I have a hard time seeing if this is true or not. The Axiom of Choice, for example, has reached consensus because of its usefulness, not necessarily because of any epistemological standards. I guess "doing more math" is a bit of an epistemological standard, but AC also leads to all kinds of weird stuff (Tarski's paradox, etc.), so I'm not sure if that's a pro or a con. To me, AC seems more ad hoc than not.

But the more salient point here is that you can have people that vehemently disagree with AC (and a minority of mathmaticians do). Now, I'm not arguing that Charlie Kirk is some intellectual giant here, nor was he even a conservative thought leader (like Scalia was, for example). But, and admittedly this is a pretty soft argument, I'd rather err on letting him do his thing rather than stifling his speech by arguing that he's somehow orthogonal to the marketplace of ideas. I think J.S. Mill would agree. To me, even the homeless weirdo yelling "THE END IS NIGH" at the street corner seems to be a part of that marketplace.
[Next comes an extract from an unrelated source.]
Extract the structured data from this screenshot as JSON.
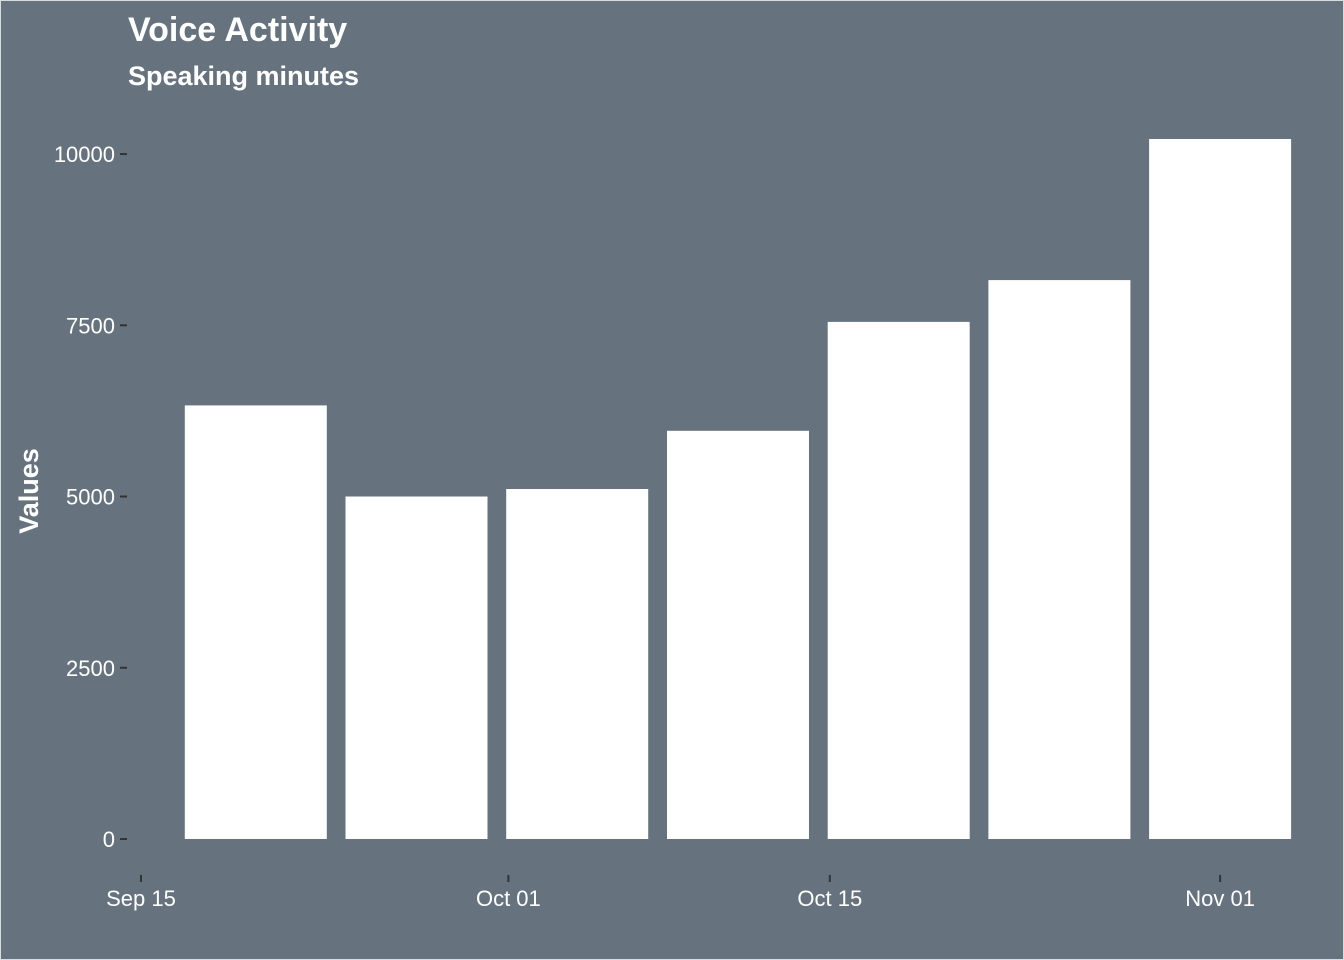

Do I believe that C. S. Lewis has more interesting things to say about Christian doctrine than Charlie Kirk; or that Alvin Plantinga makes better arguments than Ben Shapiro? I do, but that doesn't make Kirk's or Shapiro's speech less "speech-y."


> The Axiom of Choice, for example, has reached consensus because of its usefulness, not necessarily because of any epistemological standards.

Usefulness in proofs _is_ an epistemological standard. Axioms are evaluated based on how they impact mathematical proofs and their compatibility with other axioms, and mathematical disagreements with the Axiom of Choice also follow similar epistemological standards and procedures. We take Banach-Tarski seriously because it meets the standards.

If you wanted to make an argument that "The Axiom of Choice is nonsense" and be taken seriously, you would be expected to show how it is incompatible with other axioms, or how it generates a paradox. You wouldn't be arrested or silenced if you went around denouncing the axiom of choice without following these standards, but you would (rightfully) not be taken seriously.

Similarly, the article isn't saying CK should have been silenced or had his speech stifled, but it is objecting to the notion that what he did was real debate or real intellectual discourse. I don't think that argument equates to stifling speech.